My first job as a new PhD student was to better understand the abundance of intragenic promoters in horizontally acquired, AT-rich regions of the E. coli genome. We already had a genome-wide transcription start site (TSS) mapping dataset which showed us the locations of some intragenic promoters. However, many intragenic promoters aren’t detectable in these experiments, because the transcripts produced are terminated or degraded too quickly. Another way of identifying promoters is to look for RNA polymerase binding sites using ChIP-seq. This method found a lot of intragenic promoters which weren’t seen in the TSS mapping data. To validate these promoters, I began fusing the binding sites to transcriptional reporter genes. However, ChIP-seq does not tell you which orientation RNA polymerase binds in, so I had to fuse the DNA to the reporter in both forward and reverse orientations. The assumption was that only one orientation of the DNA would drive transcription. Unexpectedly, more than half of the DNA regions I tested stimulated transcription in both orientations.
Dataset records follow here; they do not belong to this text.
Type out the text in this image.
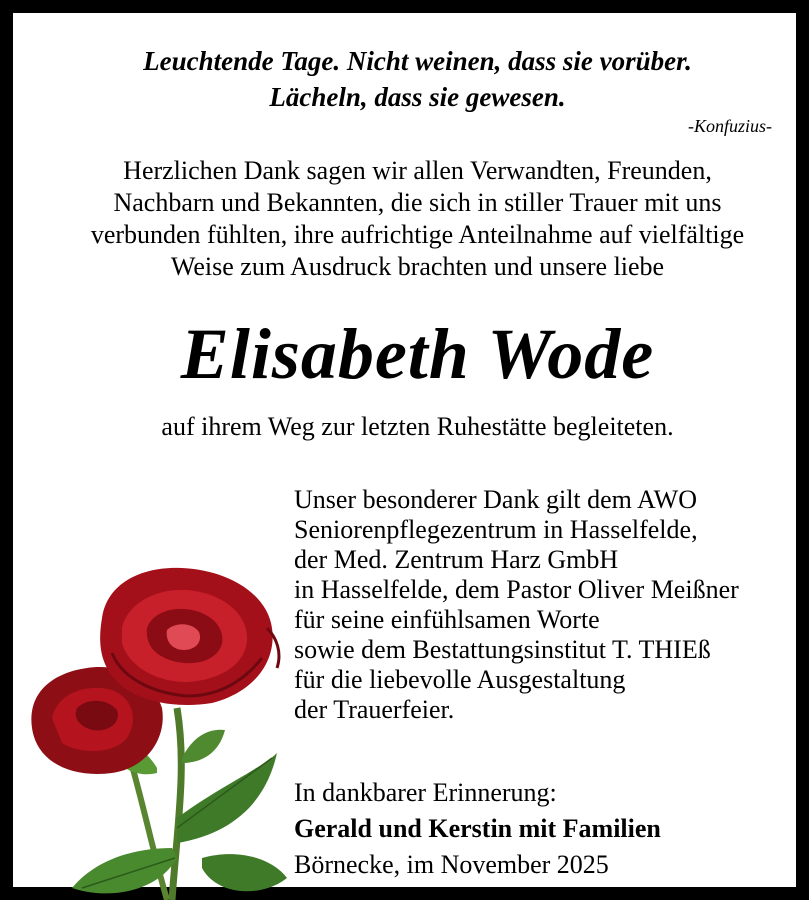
Leuchtende Tage. Nicht weinen, dass sie vorüber.
Lächeln, dass sie gewesen.
-Konfuzius-
Herzlichen Dank sagen wir allen Verwandten, Freunden,
Nachbarn und Bekannten, die sich in stiller Trauer mit uns
verbunden fühlten, ihre aufrichtige Anteilnahme auf vielfältige
Weise zum Ausdruck brachten und unsere liebe
Elisabeth Wode
auf ihrem Weg zur letzten Ruhestätte begleiteten.
Unser besonderer Dank gilt dem AWO
Seniorenpflegezentrum in Hasselfelde,
der Med. Zentrum Harz GmbH
in Hasselfelde, dem Pastor Oliver Meißner
für seine einfühlsamen Worte
sowie dem Bestattungsinstitut T. THIEß
für die liebevolle Ausgestaltung
der Trauerfeier.
In dankbarer Erinnerung:
Gerald und Kerstin mit Familien
Börnecke, im November 2025
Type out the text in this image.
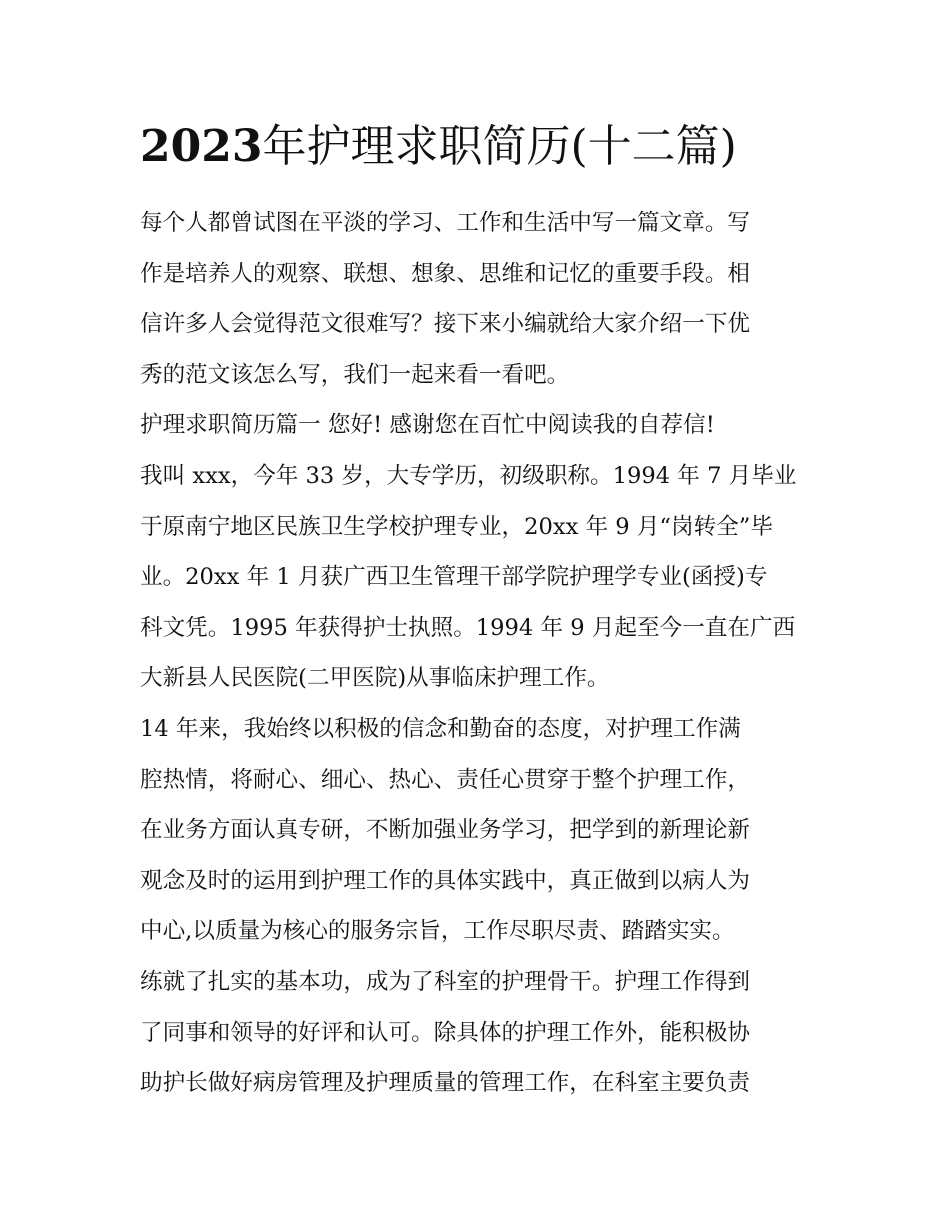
2023年护理求职简历(十二篇)
每个人都曾试图在平淡的学习、工作和生活中写一篇文章。写
作是培养人的观察、联想、想象、思维和记忆的重要手段。相
信许多人会觉得范文很难写？接下来小编就给大家介绍一下优
秀的范文该怎么写，我们一起来看一看吧。
护理求职简历篇一 您好! 感谢您在百忙中阅读我的自荐信!
我叫 xxx，今年 33 岁，大专学历，初级职称。1994 年 7 月毕业
于原南宁地区民族卫生学校护理专业，20xx 年 9 月“岗转全”毕
业。20xx 年 1 月获广西卫生管理干部学院护理学专业(函授)专
科文凭。1995 年获得护士执照。1994 年 9 月起至今一直在广西
大新县人民医院(二甲医院)从事临床护理工作。
14 年来，我始终以积极的信念和勤奋的态度，对护理工作满
腔热情，将耐心、细心、热心、责任心贯穿于整个护理工作，
在业务方面认真专研，不断加强业务学习，把学到的新理论新
观念及时的运用到护理工作的具体实践中，真正做到以病人为
中心,以质量为核心的服务宗旨，工作尽职尽责、踏踏实实。
练就了扎实的基本功，成为了科室的护理骨干。护理工作得到
了同事和领导的好评和认可。除具体的护理工作外，能积极协
助护长做好病房管理及护理质量的管理工作，在科室主要负责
The Grainger lab group in 2017

Closer inspection revealed a single section of double stranded DNA containing DNA sequences with sufficient symmetry to act as a promoter in either direction. We call these bidirectional promoters; two divergent transcription start sites share the same promoter region with symmetry at key locations. Returning to our TSS mapping dataset, we realised that this phenomenon was not specific to horizontally acquired AT-rich regions of DNA. We mapped the distances between every top strand TSS in the genome and its closest bottom strand TSS. This revealed that there are many TSS pairs separated by a short distance, which have a shared promoter with regions of symmetry. In fact, 19% of all detected E. coli TSSs were separated by 7 to 23 bp on opposite DNA strands. The associated promoters are bidirectional. We then took TSS data sets from different organisms representing a range of bacteria and archaea. Bidirectional promoters are widespread in prokaryotes and consistently arise from AT-rich promoter elements with regions of symmetry.

Bidirectional promoters have overlapping promoter elements due to sequence symmetry

We think our discovery has many interesting implications for understanding transcription regulation. For example, we are currently studying examples of bidirectional promoters positioned between divergent genes. Here, bidirectional promoters are responsible for divergent mRNAs. This creates a ‘balancing act’ between each side of the promoter, so when one side is activated the other side is repressed. This could occur because of competition for RNAP binding, as only one RNAP can bind to the promoter at a time. Activators which stabilise the RNAP in one orientation would then block RNAP binding in the opposite orientation. How transcription factors influence this process remains to be understood. Thus, bidirectional promoters likely present novel strategies for simultaneously regulating  divergent genes.